The two worst teams in the National League squared off at Wrigley Field last night, and for nearly six-and-a-half hours, both clubs warded off victory. Finally, in the 16th inning, Cubs backup catcher John Baker scored on a sacrifice fly to give the north-siders a 4-3 triumph. The winning pitcher was backup catcher Baker.

The game started at 7:07 yesterday evening and ended at 1:34 this morning. At six hours, 27 minutes, it was the longest game in Cubs history. The old record, six hours and ten minutes, was a 1982 game in which the Dodgers beat the Cubs in 21 innings.

The Cubs entered the game with a record of 43-61, in the basement of the NL Central; the Rockies were last in the West at 43-62. Colorado scored three in the first, then put up zeros the rest of the way. The Cubs tied the game in the fourth before settling into their own string of goose eggs.
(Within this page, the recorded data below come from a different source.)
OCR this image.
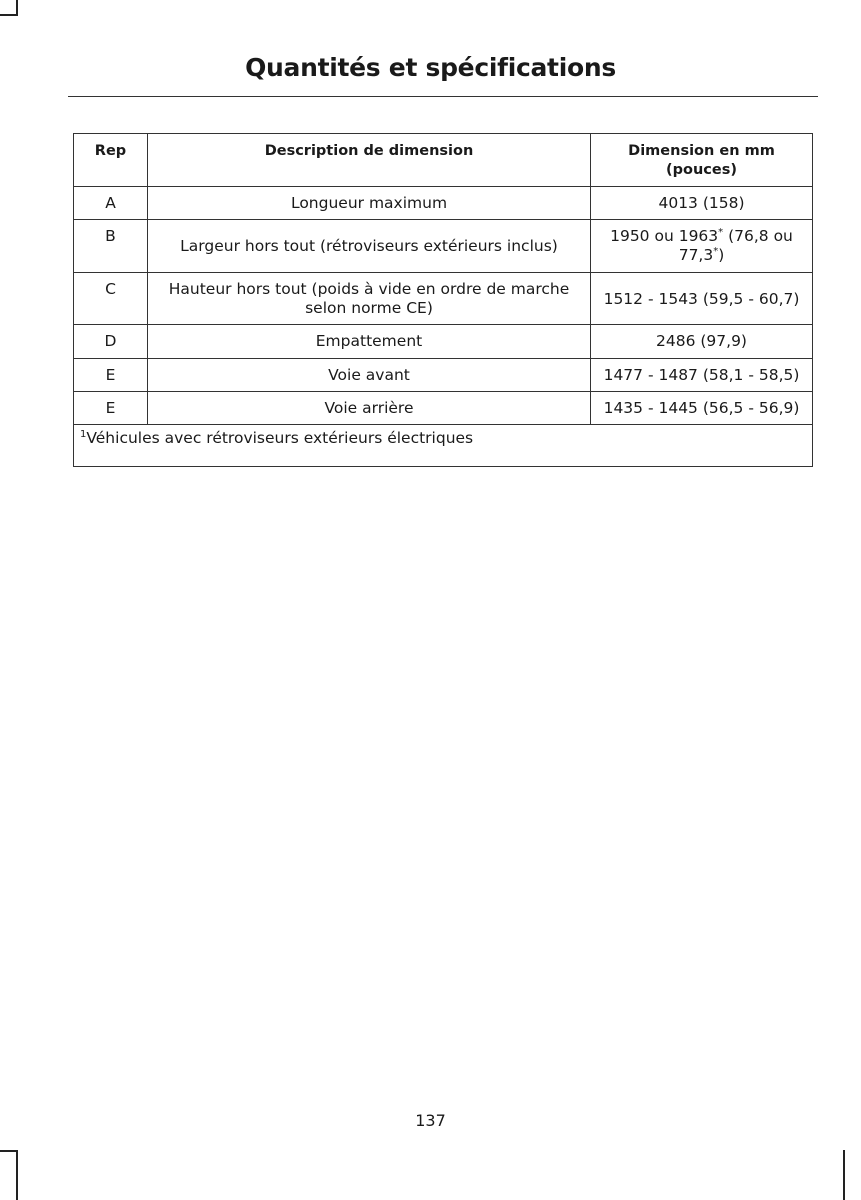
Quantités et spécifications
Rep	Description de dimension	Dimension en mm (pouces)
A	Longueur maximum	4013 (158)
B	Largeur hors tout (rétroviseurs extérieurs inclus)	1950 ou 1963* (76,8 ou 77,3*)
C	Hauteur hors tout (poids à vide en ordre de marche selon norme CE)	1512 - 1543 (59,5 - 60,7)
D	Empattement	2486 (97,9)
E	Voie avant	1477 - 1487 (58,1 - 58,5)
E	Voie arrière	1435 - 1445 (56,5 - 56,9)
$^1$Véhicules avec rétroviseurs extérieurs électriques		
137
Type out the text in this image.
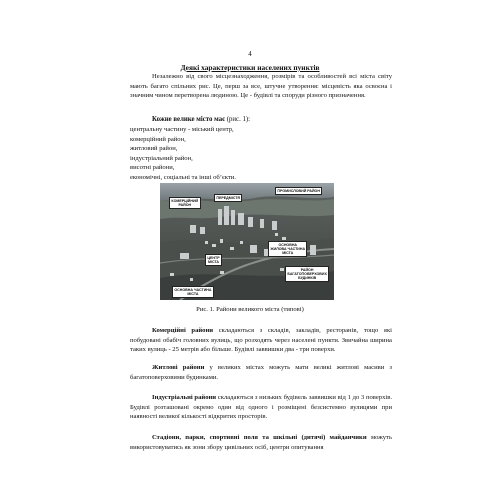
4
Деякі характеристики населених пунктів
Незалежно від свого місцезнаходження, розмірів та особливостей всі міста світу мають багато спільних рис. Це, перш за все, штучне утворення: місцевість яка освоєна і значним чином перетворена людиною. Це - будівлі та споруди різного призначення.
Кожне велике місто має (рис. 1):
центральну частину - міський центр,
комерційний район,
житловий район,
індустріальний район,
висотні райони,
економічні, соціальні та інші об’єкти.
КОМЕРЦІЙНИЙ
РАЙОН
ПЕРЕДМІСТЯ
ПРОМИСЛОВИЙ РАЙОН
ЦЕНТР
МІСТА
ОСНОВНА
ЖИЛОВА ЧАСТИНА
МІСТА
РАЙОН
БАГАТОПОВЕРХОВИХ
БУДИНКІВ
ОСНОВНА ЧАСТИНА
МІСТА
Рис. 1. Райони великого міста (типові)
Комерційні райони складаються з складів, закладів, ресторанів, тощо які побудовані обабіч головних вулиць, що розходять через населені пункти. Звичайна ширина таких вулиць - 25 метрів або більше. Будівлі заввишки два - три поверхи.
Житлові райони у великих містах можуть мати великі житлові масиви з багатоповерховими будинками.
Індустріальні райони складаються з низьких будівель заввишки від 1 до 3 поверхів. Будівлі розташовані окремо один від одного і розміщені безсистемно вулицями при наявності великої кількості відкритих просторів.
Стадіони, парки, спортивні поля та шкільні (дитячі) майданчики можуть використовуватись як зони збору цивільних осіб, центри опитування
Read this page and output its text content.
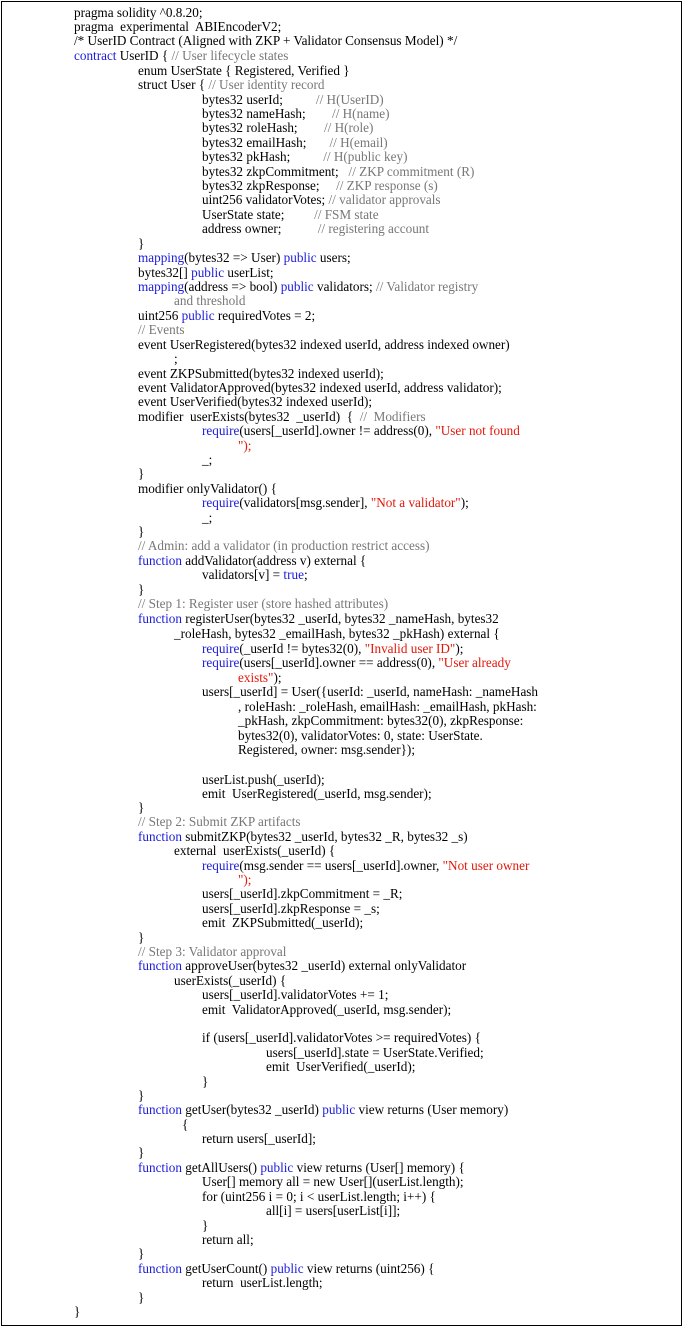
pragma solidity ^0.8.20;
pragma  experimental  ABIEncoderV2;
/* UserID Contract (Aligned with ZKP + Validator Consensus Model) */
contract UserID { // User lifecycle states
enum UserState { Registered, Verified }
struct User { // User identity record
bytes32 userId;          // H(UserID)
bytes32 nameHash;        // H(name)
bytes32 roleHash;        // H(role)
bytes32 emailHash;       // H(email)
bytes32 pkHash;          // H(public key)
bytes32 zkpCommitment;   // ZKP commitment (R)
bytes32 zkpResponse;     // ZKP response (s)
uint256 validatorVotes; // validator approvals
UserState state;         // FSM state
address owner;           // registering account
}
mapping(bytes32 => User) public users;
bytes32[] public userList;
mapping(address => bool) public validators; // Validator registry
and threshold
uint256 public requiredVotes = 2;
// Events
event UserRegistered(bytes32 indexed userId, address indexed owner)
;
event ZKPSubmitted(bytes32 indexed userId);
event ValidatorApproved(bytes32 indexed userId, address validator);
event UserVerified(bytes32 indexed userId);
modifier  userExists(bytes32  _userId)  {  //  Modifiers
require(users[_userId].owner != address(0), "User not found
");
_;
}
modifier onlyValidator() {
require(validators[msg.sender], "Not a validator");
_;
}
// Admin: add a validator (in production restrict access)
function addValidator(address v) external {
validators[v] = true;
}
// Step 1: Register user (store hashed attributes)
function registerUser(bytes32 _userId, bytes32 _nameHash, bytes32
_roleHash, bytes32 _emailHash, bytes32 _pkHash) external {
require(_userId != bytes32(0), "Invalid user ID");
require(users[_userId].owner == address(0), "User already
exists");
users[_userId] = User({userId: _userId, nameHash: _nameHash
, roleHash: _roleHash, emailHash: _emailHash, pkHash:
_pkHash, zkpCommitment: bytes32(0), zkpResponse:
bytes32(0), validatorVotes: 0, state: UserState.
Registered, owner: msg.sender});
userList.push(_userId);
emit  UserRegistered(_userId, msg.sender);
}
// Step 2: Submit ZKP artifacts
function submitZKP(bytes32 _userId, bytes32 _R, bytes32 _s)
external  userExists(_userId) {
require(msg.sender == users[_userId].owner, "Not user owner
");
users[_userId].zkpCommitment = _R;
users[_userId].zkpResponse = _s;
emit  ZKPSubmitted(_userId);
}
// Step 3: Validator approval
function approveUser(bytes32 _userId) external onlyValidator
userExists(_userId) {
users[_userId].validatorVotes += 1;
emit  ValidatorApproved(_userId, msg.sender);
if (users[_userId].validatorVotes >= requiredVotes) {
users[_userId].state = UserState.Verified;
emit  UserVerified(_userId);
}
}
function getUser(bytes32 _userId) public view returns (User memory)
{
return users[_userId];
}
function getAllUsers() public view returns (User[] memory) {
User[] memory all = new User[](userList.length);
for (uint256 i = 0; i < userList.length; i++) {
all[i] = users[userList[i]];
}
return all;
}
function getUserCount() public view returns (uint256) {
return  userList.length;
}
}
In the top of the 16th, Cubs manager Rick Renteria had no more relievers available (except for Hector Rondon, who’d pitched in four of the last five games), which is why Baker got the call. Baker was well rested, having last pitched in 2000 in a collegiate summer league on Cape Cod. He was 19; now he’s 33. Baker’s fastball topped out in the high 70s, well below speed limit. But with the help of a sleepy Rockies lineup and a double play, he pitched a scoreless inning. Then he walked to start the winning rally, was sacrificed to second, got to third on a single by Anthony Rizzo, and raced home on Starlin Castro’s fly to right.

John Baker crosses the plate with the winning run in the predawn hours.

According to the Elias Sports Bureau, no Cubs position player had won as a pitcher since 1902.

The two teams go at it again tonight at Wrigley. Baker told Renteria he’s available.